她一步一步靠近魚祈,貪婪的盯著那道裂縫:“白席是死了,可我還是沒辦法放過他,也沒辦法在恐懼中存活,所以我也自殺了,我要找到白席,讓他為自己做下的所有一切贖罪!他把我害得這麽慘,怎麽能就這麽輕易的去死呢?他怎麽能逃避自己犯下的錯呢!”

魚祈做著最後的掙紮,勸說著她:“你別亂來啊,我是鬼差!你如果現在對我做出什麽事就是在挑戰十殿鬼王的威嚴,那你真的沒辦法回頭了,而且這是你和白席的恩怨,和我也沒什麽關系啊!你沒必要再錯下去了。

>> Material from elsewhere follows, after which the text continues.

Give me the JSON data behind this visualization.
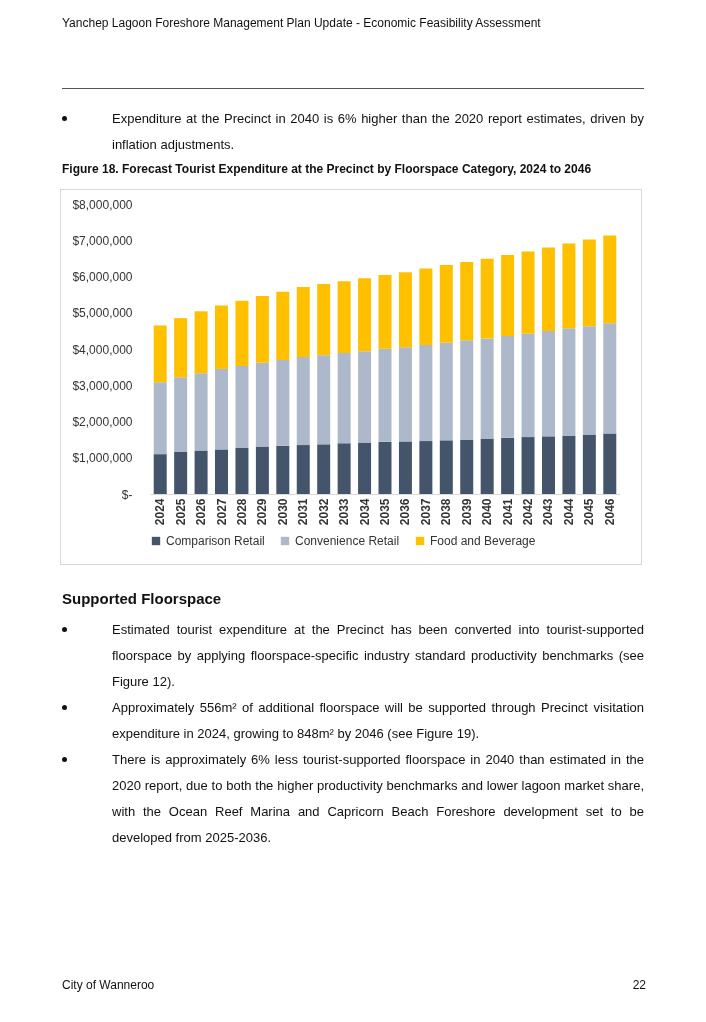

”

可是語言沒有任何力量去阻擋齊筱仙的步伐,她已經趴在那道裂縫上了,興奮的望著即將觸手可及的魚祈:“本來是和你沒關系,可誰讓我湊巧知道了明天是日食呢,而你又自己送上門來了。”

齊筱仙舔食著防護罩,吞咽著口水:“只要我吃了你,補充了足夠的鬼氣,那我就可以在每天短暫的影響阮恒一會兒,雖然時間很短,但也足夠拉他下來陪我了。”

裂縫越來越大了,齊筱仙的口水已經能順著那裂縫滴入防護罩中了,魚祈強忍著反胃感,躲開那令人惡心的口水,強迫自己直視齊筱仙那半張臉:“你不是喜歡阮恒嗎?那為什麽要害死他?而且害你的是白席,和阮恒無關,謀害生魂可是要被魂滅的重罪啊!”

齊筱仙陰狠的笑著,用僅剩的一只手用力的掰著防護罩的裂縫,加快裂縫的擴大的速度:“怎麽能說和他無關呢,可是他親口逼死了我啊,而且我在地府找了五年都找不到白席,那我就只能把阮恒拉下來了,他總是能找到白席的,他一定能幫我找到白席。”

終於,在齊筱仙的努力下,防護罩轟然碎裂。

鬼氣所化的防護罩在碎裂之後完全消失,齊筱仙大笑著撲向不斷往後縮的魚祈。

魚祈也沒有坐以待斃,乘她不備忽然狠狠踹了她一腳,成功將推開她後,使勁全身的力氣手腳並用往門口爬去,雖然自己是很同情她,可還遠遠沒有同情到把自己搭上的份上。

她奮力的跑著,門口近在咫尺。

然而,她最終還是慢了一步,就在即將觸摸到門口時,齊筱仙快準狠的抓住了她的腳踝,大力將她拉扯回來。

“小鬼差,我的故事可不能白講的,你總要回報我點什麽吧。”說著,她一把撕開魚祈的褲腿,露出潔白勻稱的小腿,慢慢伏下身子,冰冷的氣息吹過她的皮膚。

“求你!放過我!求求你……”魚祈發了瘋的掙紮著求饒著,所有的理智想法都沒了,腦子被恐懼完全占領。

可是齊筱仙並不理睬她的求饒:“我那天也是這樣的,拼了命掙紮,可是啊……”

“啊!”

帶著哭腔的嘶吼聲不斷傳從這個房間傳出,可惜燈火璀璨的人界,沒有一個人能聽到她在黑暗中發出的慘叫聲。

黑暗的密林,冷清的街頭,繁華的城市中,十幾個鬼差足間輕點,仔細的搜索著這座城市。

忽然,行動飛快的雙瑯停下了腳步。

帶著微微的顫抖,將手擡起,之前在指尖跳動的藍色鬼火,熄滅了。